RAILROAD MAKES WRONG RATE MOVE AGAIN SAYS GRAIN DEALERS (7-22-02)    

“The Burlington Northern Santa Fe Railway made the wrong move a year ago when it started its discriminatory inverse rate program,” says Keith Brandt, president of the North Dakota Grain Dealers Association and manager at the Enderlin (ND) Farmers Elevator. “Now they have compounded the error by moving in the wrong direction with rates.”  The statewide association of grain elevators says the railroad should have lowered rates to all other shippers instead of raising rates to the few who had been getting more favorable treatment.

“The inverse rate scheme has shown that BNSF Railway is willing to haul wheat from elevators in western Minnesota and eastern North Dakota to places like Portland, Oregon for 79¢ or 80¢ per bushel,” says Grain Dealers First Vice President Mike McNamee of Beulah. “Why then must they charge $1.09 for a bushel of wheat to move 300 miles less from Dickinson, ND, to that same destination?  These discrepancies expose the railroad’s excess profits in moving grain out of North Dakota and will be firm ground for filing a formal rail rate complaint with the Surface Transportation Board,” says McNamee, “a possibility that is being closely studied.”

Estimates have been made by the Upper Great Plains Transportation Institute at NDSU in Fargo and by the ND Public Service Commission that railroad rate overcharges on grain shipped from North Dakota total $50 million to $100 million per year. 

Jim Bobb, grain division manager at Southwest Grain Cooperative near Gladstone, ND adds, "This past year the public became aware of the predatory tactics the BNSF will use to eliminate grain elevator facilities and competition in their long term strategic plan to have only a few efficient super shippers (shuttle).  These tactics initially were offered (secretly) to a few, and have cost millions of dollars to producers who are forced to endure long hauls and excessive rail rates in captive markets.  This brings us back to the point that we still need a simplified rate relief mechanism and government oversight."

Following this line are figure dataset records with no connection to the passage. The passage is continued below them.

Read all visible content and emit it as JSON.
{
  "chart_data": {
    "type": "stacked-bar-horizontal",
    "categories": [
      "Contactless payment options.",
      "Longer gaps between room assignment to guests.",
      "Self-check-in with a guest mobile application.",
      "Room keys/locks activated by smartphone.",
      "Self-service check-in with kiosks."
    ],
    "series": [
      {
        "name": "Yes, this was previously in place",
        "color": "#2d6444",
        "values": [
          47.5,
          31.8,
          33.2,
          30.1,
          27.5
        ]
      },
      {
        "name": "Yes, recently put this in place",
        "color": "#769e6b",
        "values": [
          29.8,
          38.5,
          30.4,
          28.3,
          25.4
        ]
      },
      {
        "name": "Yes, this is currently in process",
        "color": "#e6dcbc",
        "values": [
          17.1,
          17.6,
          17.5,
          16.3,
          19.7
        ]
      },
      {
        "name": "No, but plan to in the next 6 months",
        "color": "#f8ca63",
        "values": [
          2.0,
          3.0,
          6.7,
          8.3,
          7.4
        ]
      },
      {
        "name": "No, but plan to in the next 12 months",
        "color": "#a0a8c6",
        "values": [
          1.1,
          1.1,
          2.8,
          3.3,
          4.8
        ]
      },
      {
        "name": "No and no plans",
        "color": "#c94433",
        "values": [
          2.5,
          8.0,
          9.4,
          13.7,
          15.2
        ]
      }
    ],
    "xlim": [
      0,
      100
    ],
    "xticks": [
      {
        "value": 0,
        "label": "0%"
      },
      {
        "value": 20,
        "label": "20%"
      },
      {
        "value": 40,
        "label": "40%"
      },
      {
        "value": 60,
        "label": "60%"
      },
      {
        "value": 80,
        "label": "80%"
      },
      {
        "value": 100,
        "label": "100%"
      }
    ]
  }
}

“The inverse rate scheme also showed BNSF’s hypocrisy about free markets,” says Steve Strege, executive vice president of the Grain Dealers Association.  “BNSF says it favors free markets.  It doesn’t want any government interference in its rate or service plans.  But the abnormal supply chain brought about by inverse rates short-circuited a free grain market that should have bid up prices for westbound wheat.”

The Association also points out that the shipping rate charged for wheat is much higher than for corn or soybeans shipped to the same destinations.  “A carload is a carload, whether it contains wheat or soybeans or corn,” says Brandt, “All weigh approximately the same.  But wheat rates are 30-50 percent higher than the other two commodities.  There is absolutely no cost justification for the railroad to be doing this.  The BNSF takes advantage of us whenever and wherever they can.”  Grain Dealers says the excess charge for wheat shipments is one factor causing farmers to reduce wheat plantings over the past few years.

Brandt says the railroad should serve its customers and markets rather than trying to manipulate customers and markets. 

BNSF had started its inverse rate program in mid-2001, charging grain elevators in western North Dakota and Montana more to ship grain to the Pacific Northwest (PNW) than it charged for a few selected shuttle train loading elevators in eastern North Dakota and western Minnesota, hundreds of miles farther from that market. 

The Grain Dealers and nearly every other ag group in the state said this was discriminatory and that all grain shippers and farmers should get the benefit of lower rates.  The North Dakota congressional delegation, Governor Hoeven, Public Service Commission, ag commissioner and other elected officials had joined in the protest to BNSF Railway.  The North Dakota Legislative Interim Agriculture Committee held hearings on the issue in late February.  Senator Dorgan held a U.S. Senate hearing on this topic in Bismarck in late March.  Governor Hoeven rallied four other governors to jointly confront BNSF about these and other inequities.  In addition, the Legislative Interim Taxation Committee is looking into the level of taxation on railroads in North Dakota as compared to other states.